Almost every other store along Enmore Road has changed over the last twenty years, but there was something eternal-seeming about Marie Louise, like it was a jewel that was set into Enmore Road so tightly that it would always be there.

There’s a particular kind of sadness that comes with knowing a place you love may soon disappear. I’ve felt it for many places, from seeing houses I once lived in surrounded by fencing, awaiting demolition, to seeing Development Application signs go up on the fences of favourite buildings. It’s the sadness of bumping up against time, where time isn’t days and hours so much as shifts and changes. It’s the sadness of things in the process of disappearing.

ML for sale 2

It would have always been a shock for me to see Marie Louise for sale, but it was even more so as a few weeks earlier another of the “memorial stores” I wrote about in a previous post had signs in the window.

Koles Leasing

First Mrs Koles’ window had a “Leasing” sign in it, and then a few days later, a tarpaulin was hung up over the camera store, and another “Leasing” sign appeared. I peeked through the window behind the tarpaulin and saw that the store had been cleared. Only the cabinets remained, emptied of their cameras and expired film. The other store also had bare shelves, apart from a lone sign wishing me a Merry Christmas, and the white cash register, marooned in the centre of the counter.

Koles cash register

Cities change constantly, and places disappear no matter how significant they might be to me or to anyone else. Some places might feel like they are a part of me, but then signs go up in their windows, or they disappear without trace, and I’m reminded that they don’t belong to me after all, at least not in a physical sense.

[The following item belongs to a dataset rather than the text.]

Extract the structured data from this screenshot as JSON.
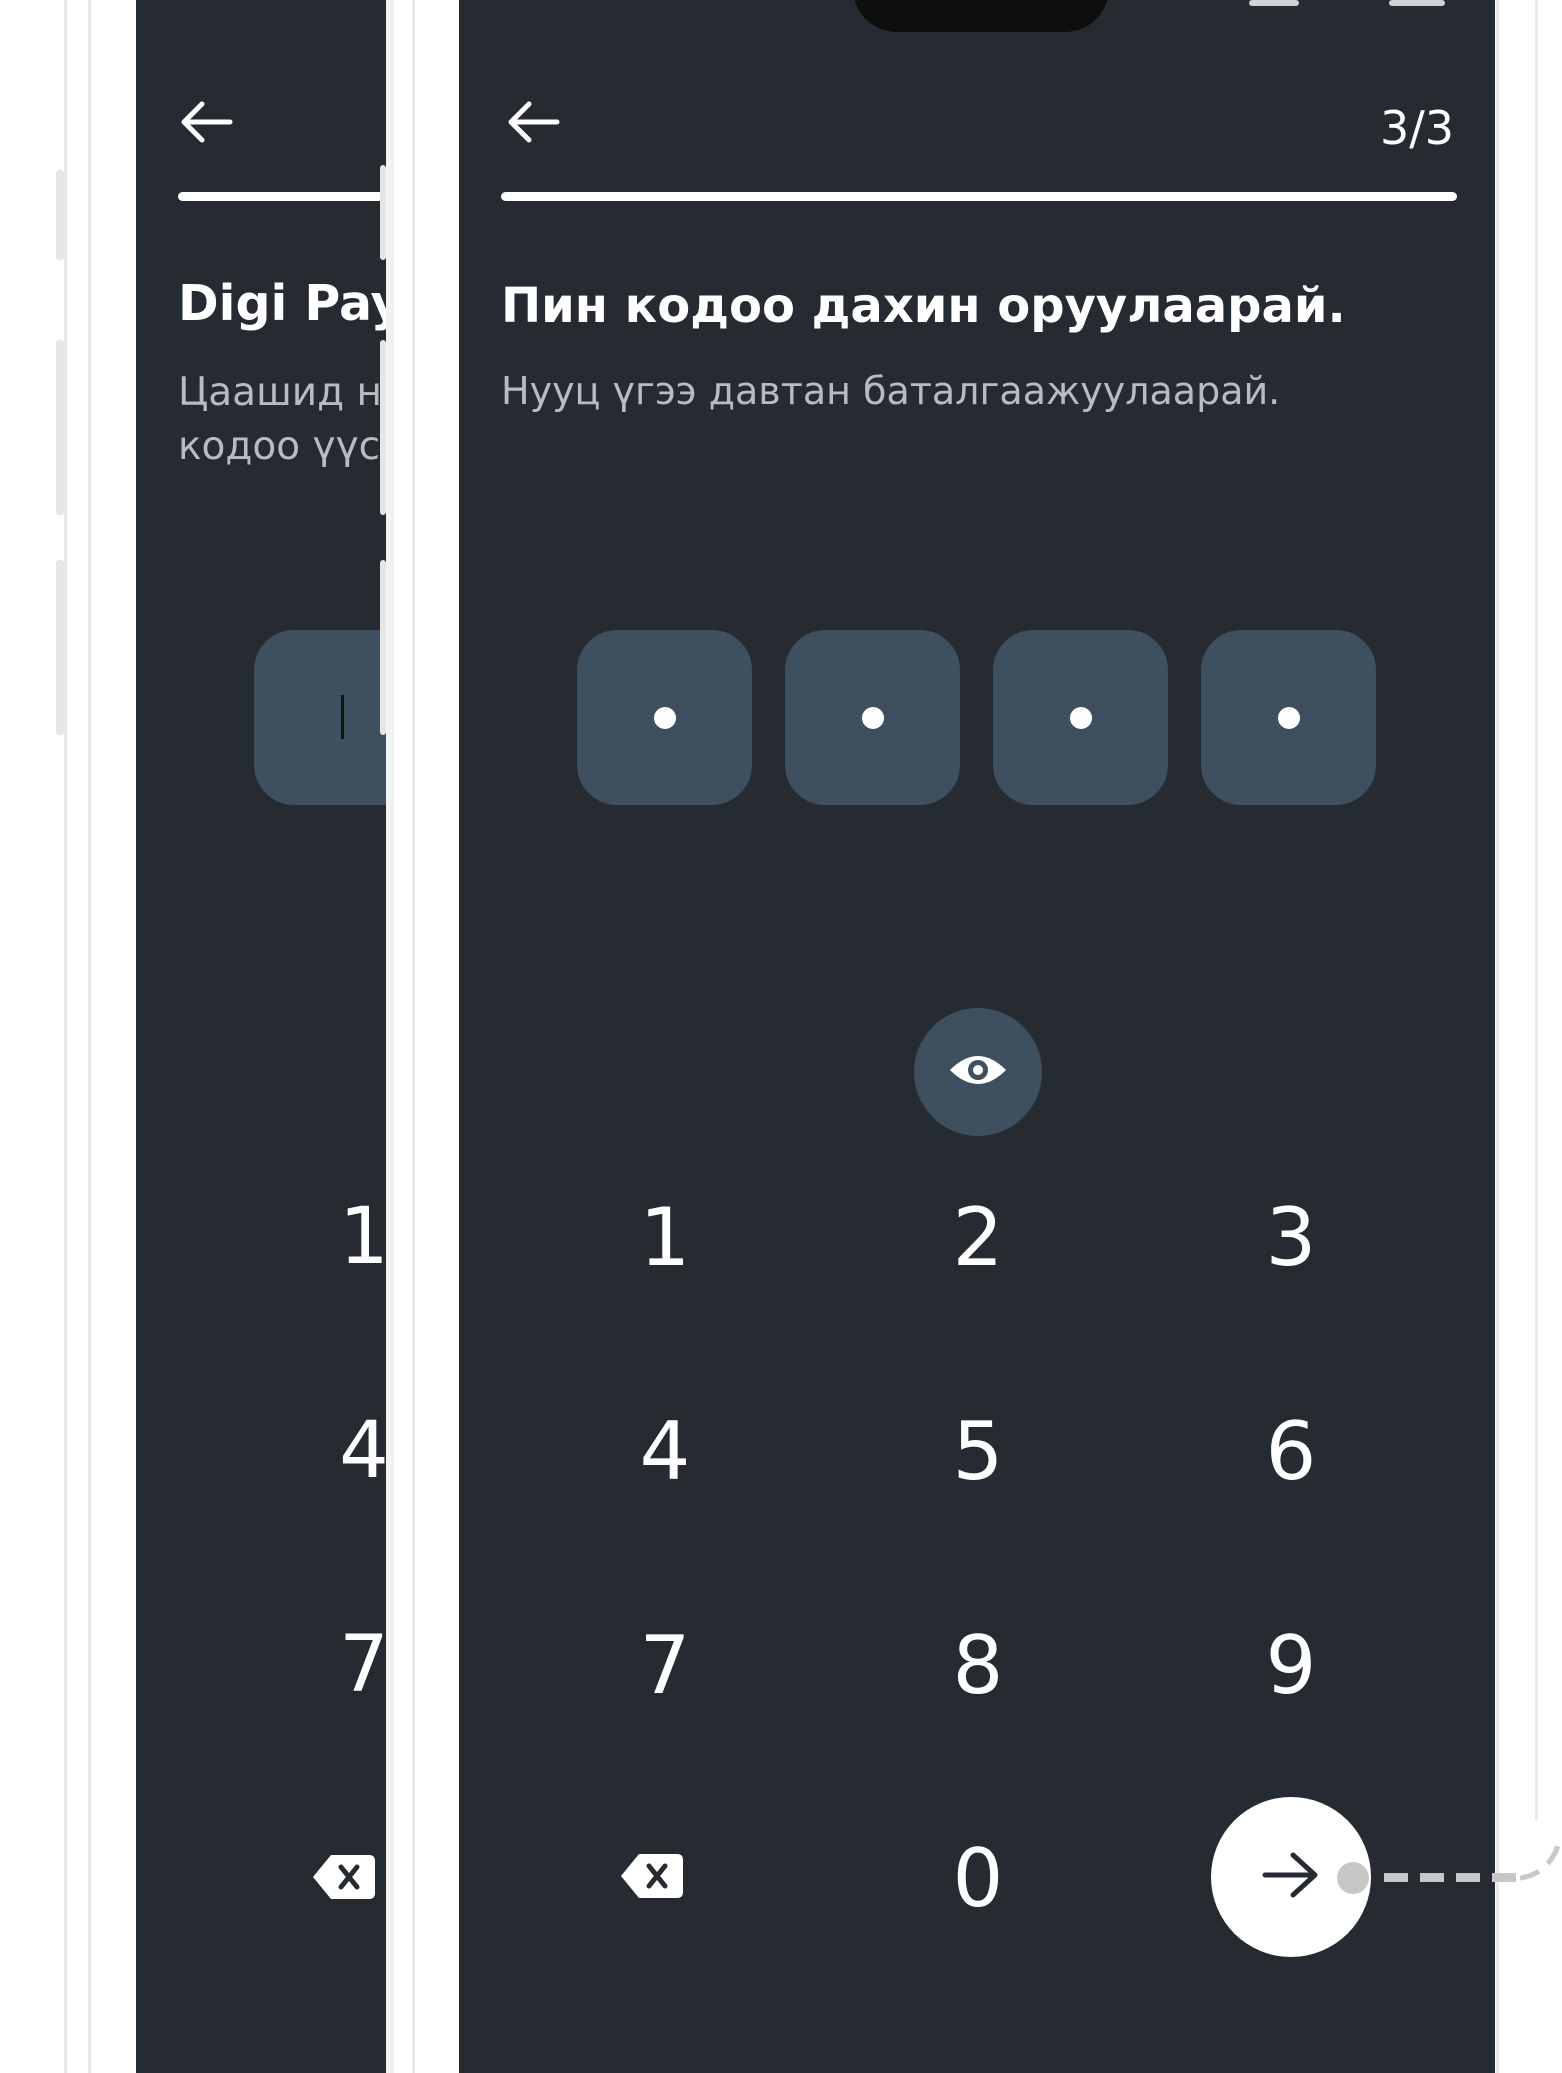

Other businesses will replace Marie Louise or Koles, their pink and yellow exteriors might be painted over and their signs removed, but, at least for me, they will never truly disappear. I imagine these places that have persisted despite everything changing around them existing in a kind of constellation, dots here and there across Sydney. This constellation overlaps with another one, a fainter constellation, of places that once were. I let both constellations guide me.

4 Comments on “Vanishing Stores”

  1. Feng says:

    Thank you for writing this and your interview with Mr Koles elsewhere. I’ve always been fascinated by the stores whenever I’m in that area and like you I used to gaze inside, trying to figure out how it is that they have withstood the test of time for so long. I found out tonight that they were gone which led me here when I tried to find answers online. I can only hope that Mr Koles is okay or at the very least better off.

  2. Being a local photographer I’ve always had one eye on Koles whenever I’ve passed by. When the blue tarp went up I stopped by and knocked on the door. To my surprise it was answered by 2 people who were clearing out the shop for Mr Koles and putting it all in storage. When I inquired about buying the expired film (I use it in plastic camera lo-fi photography) I was gently told that the owner would expect far more than it was worth but was given a sample roll for testing (old film can deliver interesting results but occasionally it is too old for anything). It was a lovely old ‘vintage’ Kodak Ecktachrome 35mm with an expiry date of 1986 which suggested it was produced sometime in the 70s and been sitting on the lonely shelf in Ashfield for some 30 plus years! I haven’t had the heart to use it yet. I still wonder was other treasure were in that store!

    • Vanessa Berry says:

      Thanks for your comment Patrick – yes there was a lot of stock in those cabinets and it’s great to know what happened to it all – I have wondered! I was in Ashfield today and there was a piece of paper up on the “Leasing” sign saying “under negotiation” but that has been there for weeks…
      You’ll have to think up something special to do with the 1986 film – let me know if you do end up using it and what you photograph with it. I enjoyed looking at your photos on your website – the ‘urban derelict’ album is my favourite.